The framing story of Jung Bum-shik’s omnibus slasher flick is difficult to parse at first. The various stories spool out in Seoul over a four-day period in May after it snows unseasonally, and for some reason an element of “chaos” is injected into the populace, but since Jung sticks to the specific, meaning isolated characters, some of whom appear in more than one story, the impression isn’t so much arbitrary madness as it is unfortunate confluences of character that lead to murder and mayhem. Fortunately, Jung has a sense of humor, and while it may not be to everyone’s taste the ironies are sharp enough to make the horrors more interesting, if not necessarily more unsettling. And like any good fiction filmmaker who works better in shorter formats, he knows how to plant a twist where it’s most effective.

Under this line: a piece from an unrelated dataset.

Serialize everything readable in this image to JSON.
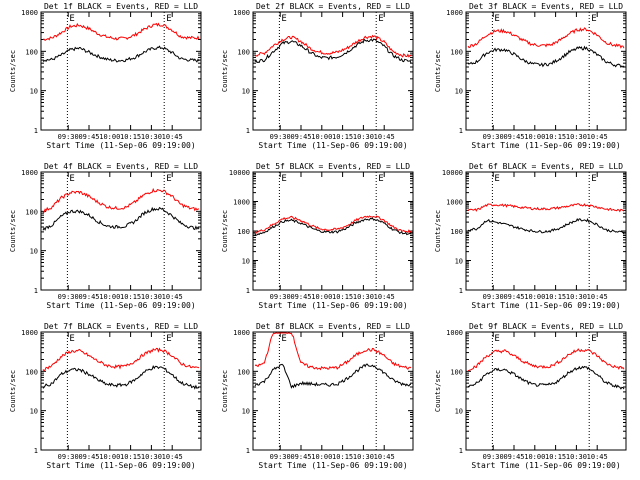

The order of the stories is non-linear, and as in Pulp Fiction, a movie that New Normal resembles structurally, characters who die in one episode may pop up in a later one. The opening tale, “M” (the titles are all taken from existing movies), is the simplest and least original. A single woman (soap opera queen Choi Ji-woo, working decidedly against type) is visited by a fire alarm inspector whose rapid fire double entendres and overly intrusive manner raises red flags in the mind of the viewer because the TV keeps mentioning a serial killer at large. Choi shows up later in another story, “Dressed to Kill,” about several young people trading profiles on a dating app in a dangerously reckless manner. The protagonists of the stories are hardly sympathetic, except for the put-upon female convenience store clerk (Ha Da-in) in “My Life as a Dog,” whose dreams of musical glory are dashed by the demands of capitalism, thus driving her to websites where feral people trade tips on how to kill those they hate. Jung gets a lot of mileage out of digital media, but it would be overly reductive to say that he’s targeting modern technology as the root of all the evil he depicts. In the best segment, “Be With You,” a lovelorn young man follows a very analog series of valentines stuck in vending machines to a possible date with a fetching young woman, whose plans for him turn out to be anything but romantic.
Jung doesn’t connect the evils on display to some kind of overarching social malignancy. They seem organic and pegged to the usual deviant personalities, though I suppose you can infer that such deviancies have been exacerbated by the social fabric becoming less tightly woven. As such, New Normal comes across as yet another film about the horrors of everyday life in post-millennial South Korea. It’s a thrilling place to visit cinematically, but you wouldn’t want to live anywhere near there.